Un peu tardive mais ça vaut d'être raconté. Après un petit périple de 246 kilomètres en 12:49 le 12 juillet (jour de grande fête pour les Irlandais du Nord !) je suis devenu un ironman.
Après une nuit très courte marquée par une tempête qui empêchait le moindre sommeil, je me suis levé a 03:00 pour un petit déjeuner lite et quelques étirements. Équipe de support réveillée, on part pour le départ à 04:30 où la pluie s'est heureusement arrêtée. On y retrouve les 120 autres braves âmes qui écoutent pieusement la prieure qui termine le briefing (et oui, on es pas en France !) avant de plonger tous ensemble dans le lac à 05:30 pile pour trois boucles donnant 3800 et quelques mètres. Je m'en sort plutôt bien en une heure cinq en trèsième. Eh hop sur le vélo pour les 180 bornes. A la fin de la première boucle je suis étonné de pointer a tout juste 15 minutes des leaders en 6è place ! Mais là après l'orgeuil les ennuis commencent avec une crevaison en début de la 2e boucle grâce à toute la merde déposée sur la caussée par la tempête. Première erreur de débutant sur cette distance: je roule à fond pour ratrapper le retard (plus tard je constaterais que j'avais fait un moyen de 45 sur 10 bornes !). Mais bon je m'amuse, il fait beau, les bénévoles sont super gentils (me donnent ma chambre à air d'urgence juste dans le cas où - quel pro je me dis - deuxième erreur) et ça roule bien jusqu'à ce que je me tape une autre crevaison dans exactement le même endroit sur la 2ème boucle. Rageant ! Et pire je n'ai pas de prolongateur pour la soupape. Alors là ça ne rigole plus. Je me dis que c'est fini la course et je ne suis mëme pas à la mi-chemin, quel con. Mais ceci est un ironman et cela veut dire qu'il y à des ironmen un peu partout et tout le monde sait qu'il s'agit d'une confrérerie bien soudé et bref le 5ème mec qui s'arrête me prête son prolongateur. J'ai perdu encore 25 minutes mais trouvé un amie à vie (sauf que je n'ai pas pris ni son nom ni son numéro de dossard). Mon chrono de 12 heures est hors de portée. La troisième ne passe heureusement pas par cet endroit infernal.

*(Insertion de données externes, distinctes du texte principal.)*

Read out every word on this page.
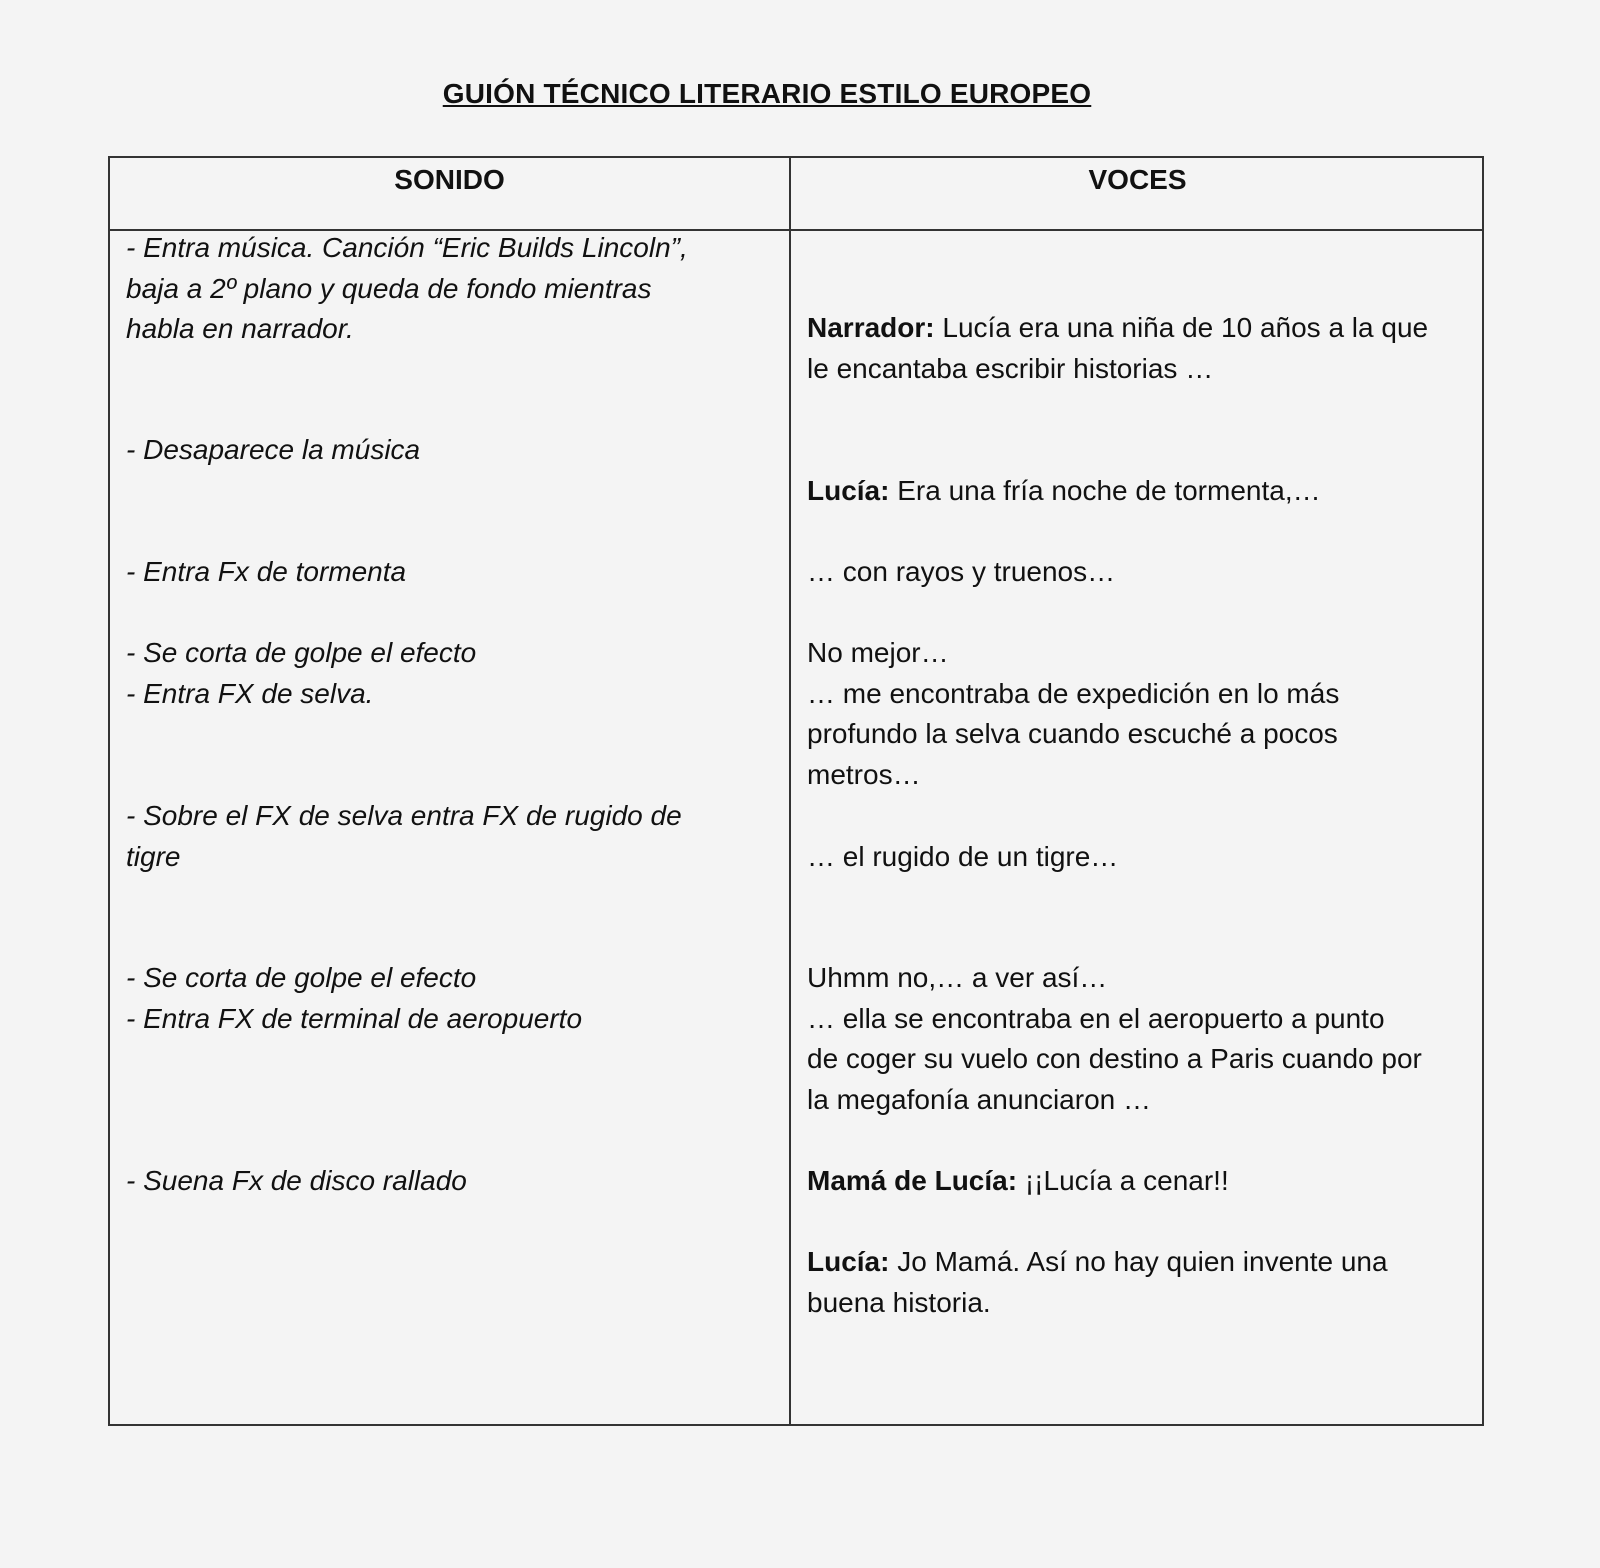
GUIÓN TÉCNICO LITERARIO ESTILO EUROPEO
SONIDO	VOCES
- Entra música. Canción “Eric Builds Lincoln”,
baja a 2º plano y queda de fondo mientras
habla en narrador.
- Desaparece la música
- Entra Fx de tormenta
- Se corta de golpe el efecto
- Entra FX de selva.
- Sobre el FX de selva entra FX de rugido de
tigre
- Se corta de golpe el efecto
- Entra FX de terminal de aeropuerto
- Suena Fx de disco rallado
Narrador: Lucía era una niña de 10 años a la que
le encantaba escribir historias …
Lucía: Era una fría noche de tormenta,…
… con rayos y truenos…
No mejor…
… me encontraba de expedición en lo más
profundo la selva cuando escuché a pocos
metros…
… el rugido de un tigre…
Uhmm no,… a ver así…
… ella se encontraba en el aeropuerto a punto
de coger su vuelo con destino a Paris cuando por
la megafonía anunciaron …
Mamá de Lucía: ¡¡Lucía a cenar!!
Lucía: Jo Mamá. Así no hay quien invente una
buena historia.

2e transition, crème solaire, casquette, banane; 8 heures écoulées et c'est parti pour le marathon. Alors le vrai challenge se révèle: chemin de forêt rugueuse et bien valloné, estomac qui en a marre et vent fort; encore trois boucles à boucler. Mais on croise les autres participants deux fois sur chaque boucle. Donc on se soutien dans un atmosphère de souffrance partagé, quoique les encouragements deviennent de plus en plus faibles au fur et mesure des kilomètres. Je tiens un bon rythme mais les besoins naturels de plus en plus urgents me précipitent (4 fois !) dans la recherche des moindres buissons derrière lesquels me cacher. Ce n'est pas glamour !
Mais bientôt c'est les enfants qui me rejoignent pour la traversé de la ligne, le DJ joue ma tube spécialement demandé en amont (c'est lun des bénéfices d'une toute petite course), Queen...Don't stop me now !, photo en famille, et médaille de finisher, je suis un ironman - ouf!
Et le gros plus, j'ai collectioné plus de 2k¤ pour Un Maillot pour la Vie ! http://www.aiderdonner.com/tribri
Bien à vous tous. En éspérant vous revoir nombreux à Sartrouville.